Australian mortgage lender RAMS Home Loans Group said on Tuesday it could be negatively impacted if current volatility in global debt markets continued, sending its shares down 20%.
In a sign of the growing global impact of the U.S. credit market troubles, RAMS said in a statement it was too early to determine the extent of any impact on its fiscal 2008 earnings, but it could be material if current market conditions continue.
"RAMS confirms it has no sub-prime lending exposure and all of its loans are 100% mortgage insured," the company said, adding that its settlement volumes continue to be strong and in line with forecasts.
RAMS' shares tumbled 20% on the news to A$1.40, in a flat overall market.
RAMS' comments take the number of Australian institutions affected by the global credit squeeze to four.

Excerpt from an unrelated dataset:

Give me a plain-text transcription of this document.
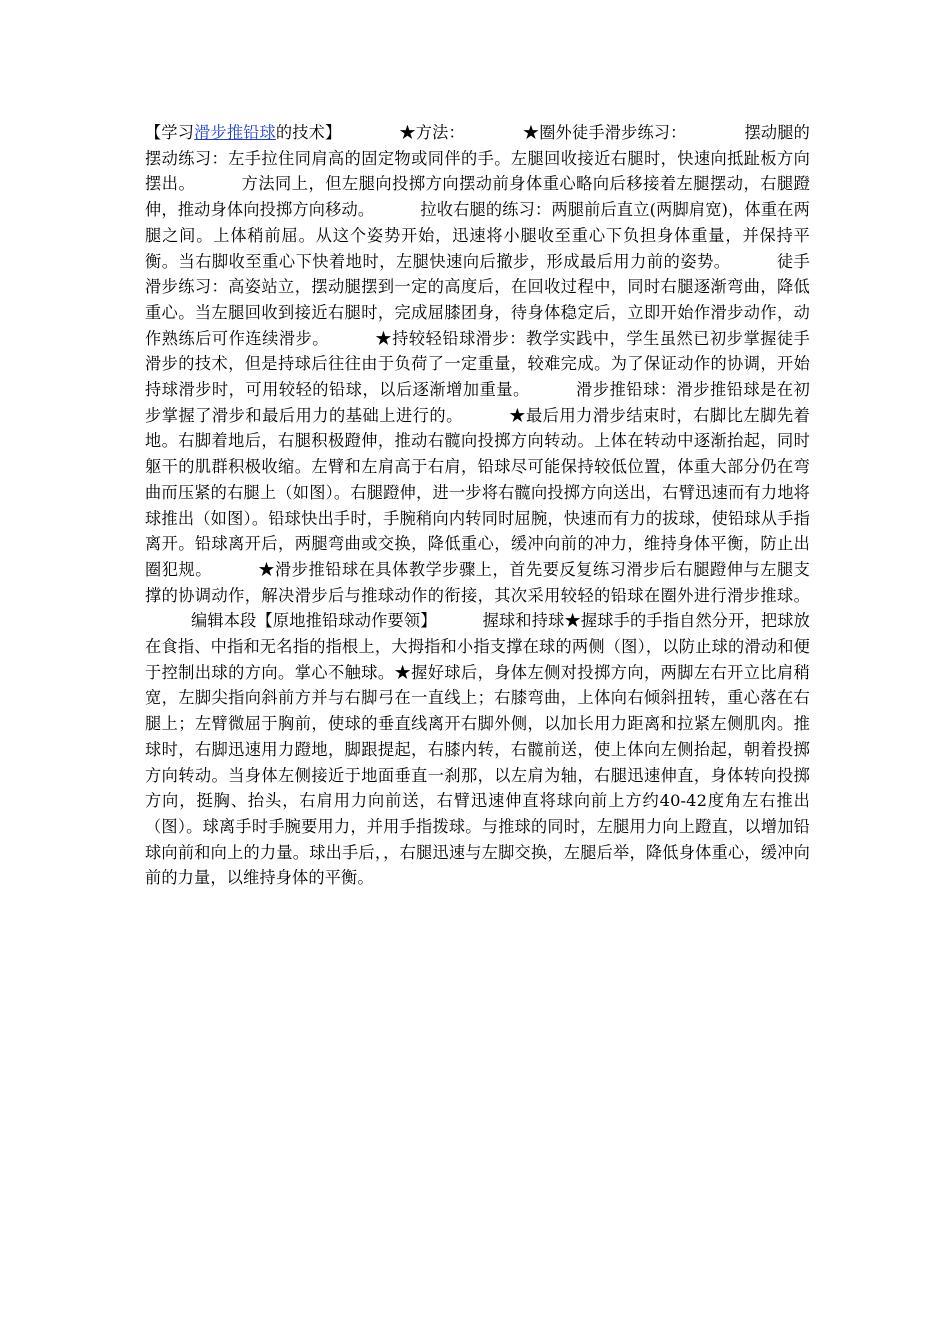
【学习滑步推铅球的技术】	★方法：	★圈外徒手滑步练习：	摆动腿的摆动练习：左手拉住同肩高的固定物或同伴的手。左腿回收接近右腿时，快速向抵趾板方向摆出。	方法同上，但左腿向投掷方向摆动前身体重心略向后移接着左腿摆动，右腿蹬伸，推动身体向投掷方向移动。	拉收右腿的练习：两腿前后直立(两脚肩宽)，体重在两腿之间。上体稍前屈。从这个姿势开始，迅速将小腿收至重心下负担身体重量，并保持平衡。当右脚收至重心下快着地时，左腿快速向后撤步，形成最后用力前的姿势。	徒手滑步练习：高姿站立，摆动腿摆到一定的高度后，在回收过程中，同时右腿逐渐弯曲，降低重心。当左腿回收到接近右腿时，完成屈膝团身，待身体稳定后，立即开始作滑步动作，动作熟练后可作连续滑步。	★持较轻铅球滑步：教学实践中，学生虽然已初步掌握徒手滑步的技术，但是持球后往往由于负荷了一定重量，较难完成。为了保证动作的协调，开始持球滑步时，可用较轻的铅球，以后逐渐增加重量。	滑步推铅球：滑步推铅球是在初步掌握了滑步和最后用力的基础上进行的。	★最后用力滑步结束时，右脚比左脚先着地。右脚着地后，右腿积极蹬伸，推动右髋向投掷方向转动。上体在转动中逐渐抬起，同时躯干的肌群积极收缩。左臂和左肩高于右肩，铅球尽可能保持较低位置，体重大部分仍在弯曲而压紧的右腿上（如图）。右腿蹬伸，进一步将右髋向投掷方向送出，右臂迅速而有力地将球推出（如图）。铅球快出手时，手腕稍向内转同时屈腕，快速而有力的拔球，使铅球从手指离开。铅球离开后，两腿弯曲或交换，降低重心，缓冲向前的冲力，维持身体平衡，防止出圈犯规。	★滑步推铅球在具体教学步骤上，首先要反复练习滑步后右腿蹬伸与左腿支撑的协调动作，解决滑步后与推球动作的衔接，其次采用较轻的铅球在圈外进行滑步推球。编辑本段【原地推铅球动作要领】	握球和持球★握球手的手指自然分开，把球放在食指、中指和无名指的指根上，大拇指和小指支撑在球的两侧（图），以防止球的滑动和便于控制出球的方向。掌心不触球。★握好球后，身体左侧对投掷方向，两脚左右开立比肩稍宽，左脚尖指向斜前方并与右脚弓在一直线上；右膝弯曲，上体向右倾斜扭转，重心落在右腿上；左臂微屈于胸前，使球的垂直线离开右脚外侧，以加长用力距离和拉紧左侧肌肉。推球时，右脚迅速用力蹬地，脚跟提起，右膝内转，右髋前送，使上体向左侧抬起，朝着投掷方向转动。当身体左侧接近于地面垂直一刹那，以左肩为轴，右腿迅速伸直，身体转向投掷方向，挺胸、抬头，右肩用力向前送，右臂迅速伸直将球向前上方约40-42度角左右推出（图）。球离手时手腕要用力，并用手指拨球。与推球的同时，左腿用力向上蹬直，以增加铅球向前和向上的力量。球出手后，，右腿迅速与左脚交换，左腿后举，降低身体重心，缓冲向前的力量，以维持身体的平衡。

Earlier this month, Macquarie Bank flagged losses of up to 25% in its two debt funds, while two hedge funds, Basis Capital and Absolute Capital, suspended withdrawals to avoid a firesale of assets.
Macquarie Bank shares were down 0.4% at A$71.25 -- down about 28% from their all time of A$98.64 reached in late May.

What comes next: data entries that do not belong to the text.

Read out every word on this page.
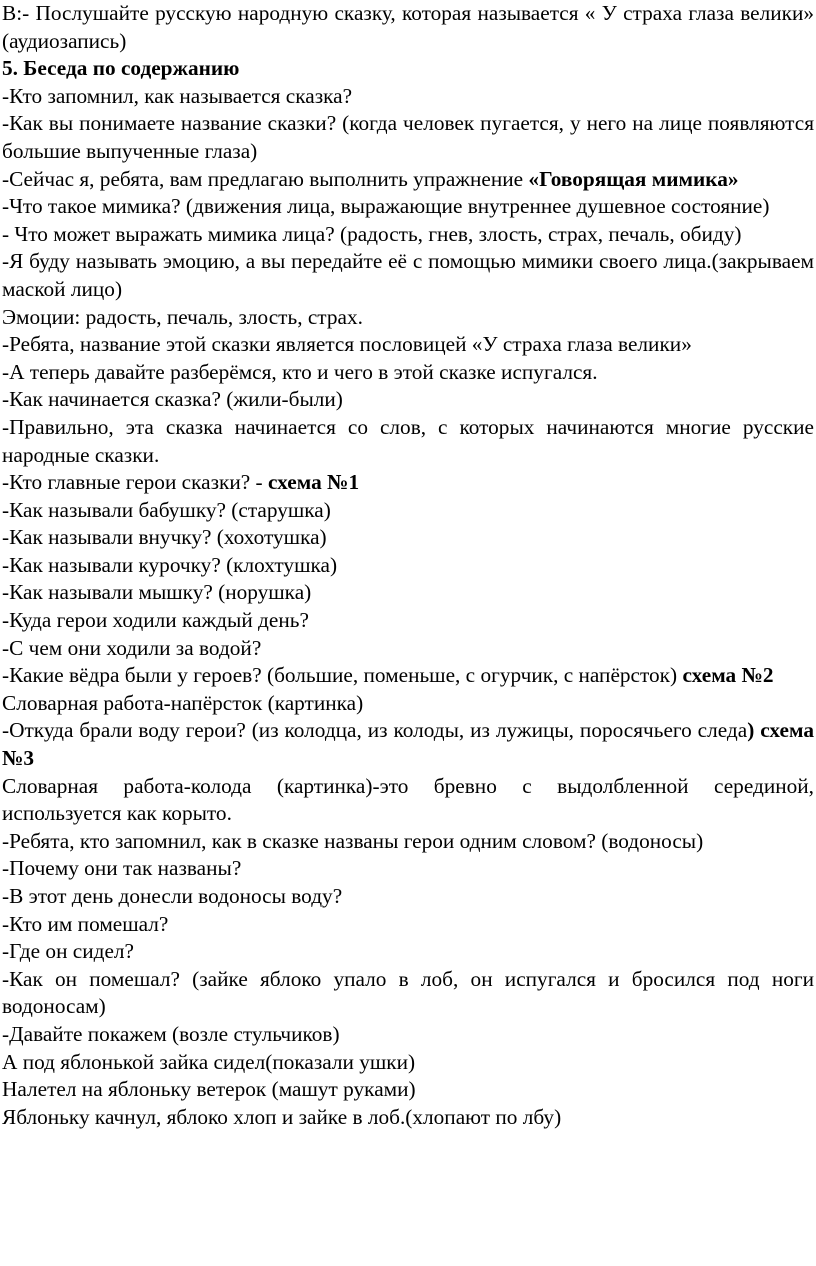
В:- Послушайте русскую народную сказку, которая называется « У страха глаза велики» (аудиозапись)

5. Беседа по содержанию

-Кто запомнил, как называется сказка?

-Как вы понимаете название сказки? (когда человек пугается, у него на лице появляются большие выпученные глаза)

-Сейчас я, ребята, вам предлагаю выполнить упражнение «Говорящая мимика»

-Что такое мимика? (движения лица, выражающие внутреннее душевное состояние)

- Что может выражать мимика лица? (радость, гнев, злость, страх, печаль, обиду)

-Я буду называть эмоцию, а вы передайте её с помощью мимики своего лица.(закрываем маской лицо)

Эмоции: радость, печаль, злость, страх.

-Ребята, название этой сказки является пословицей «У страха глаза велики»

-А теперь давайте разберёмся, кто и чего в этой сказке испугался.

-Как начинается сказка? (жили-были)

-Правильно, эта сказка начинается со слов, с которых начинаются многие русские народные сказки.

-Кто главные герои сказки? - схема №1

-Как называли бабушку? (старушка)

-Как называли внучку? (хохотушка)

-Как называли курочку? (клохтушка)

-Как называли мышку? (норушка)

-Куда герои ходили каждый день?

-С чем они ходили за водой?

-Какие вёдра были у героев? (большие, поменьше, с огурчик, с напёрсток) схема №2

Словарная работа-напёрсток (картинка)

-Откуда брали воду герои? (из колодца, из колоды, из лужицы, поросячьего следа) схема №3

Словарная работа-колода (картинка)-это бревно с выдолбленной серединой, используется как корыто.

-Ребята, кто запомнил, как в сказке названы герои одним словом? (водоносы)

-Почему они так названы?

-В этот день донесли водоносы воду?

-Кто им помешал?

-Где он сидел?

-Как он помешал? (зайке яблоко упало в лоб, он испугался и бросился под ноги водоносам)

-Давайте покажем (возле стульчиков)

А под яблонькой зайка сидел(показали ушки)

Налетел на яблоньку ветерок (машут руками)

Яблоньку качнул, яблоко хлоп и зайке в лоб.(хлопают по лбу)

RAMS's loan book stood at A$14.16 billion as of Aug. 10. It said the extendible commercial paper market -- one of its funding sources -- in the United States has been experiencing unprecedented disruptions in recent weeks, resulting in material increases in spreads and shortages of liquidity.
Upheaval in global credit markets has sliced RAMS shares price by 40% in since its listing on July 27. A rival mortgage lender, Liberty Financial, has reportedly scrapped plans to float.
RAMS' initial public offer raised about A$700 million through a sale of shares at A$2.50 each.